Equity accounting would see the turnover of Ebos Group boosted to around $150 million.
Meanwhile, the acquisition of Medic will be achieved by issuing 3.5 million shares worth
about $12 million to Medic's owner, Wellington-based investment group Rangatira Ltd, making
it the second-largest shareholder in Ebos after director Peter Kraus who has 30%.
Ebos managing director Mark Waller said Mr Kraus was supportive of the new cornerstone
shareholder Rangatira.
He said Medic and Ebos had complementary brands but would continue to run two separate sales
and marketing operations to retain their own focus.
"There are pretty substantial back office efficiencies we'll be making but in our experience
when you throw everything in one big pot you lose direction. Medic is involved in the dental
sector and Ebos has strengths in other areas. We'll amalgamate some things.
"What we're trying to do is no different from what Giltrap has been doing in the motor
industry where he has a Mercedes franchise in one place and Volvo in another but behind the
scenes he's doing all the back office accounting and financing.
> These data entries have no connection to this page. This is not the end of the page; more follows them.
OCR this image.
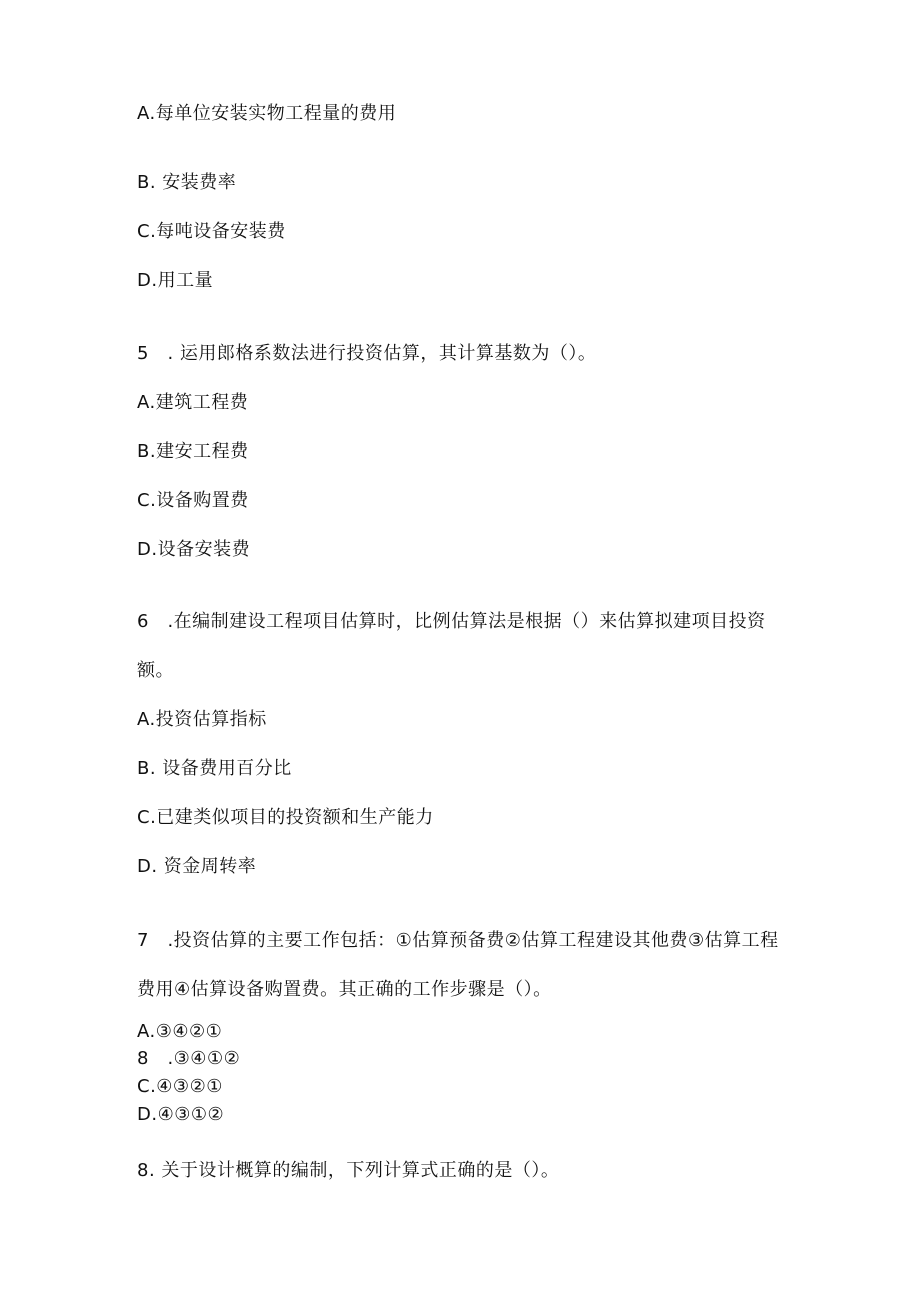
A.每单位安装实物工程量的费用
B. 安装费率
C.每吨设备安装费
D.用工量
5　. 运用郎格系数法进行投资估算，其计算基数为（）。
A.建筑工程费
B.建安工程费
C.设备购置费
D.设备安装费
6　.在编制建设工程项目估算时，比例估算法是根据（）来估算拟建项目投资
额。
A.投资估算指标
B. 设备费用百分比
C.已建类似项目的投资额和生产能力
D. 资金周转率
7　.投资估算的主要工作包括：①估算预备费②估算工程建设其他费③估算工程
费用④估算设备购置费。其正确的工作步骤是（）。
A.③④②①
8　.③④①②
C.④③②①
D.④③①②
8. 关于设计概算的编制，下列计算式正确的是（）。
"Our Australian plans have gone as we planned. It's still our strategic focus but there are
some fantastic opportunities in New Zealand that will eventually allow us to achieve our
goals in Australia in a bigger way than we might otherwise be able to do."
Mr Waller said Health Support controlled important distribution channels and had key
relationships with Ebos competitors including multinational companies. The deal has taken 18
months of talking and nine months of serious negotiation. Health Support is a wholesaler to
the hospital market, acting as a warehouse for new hospitals.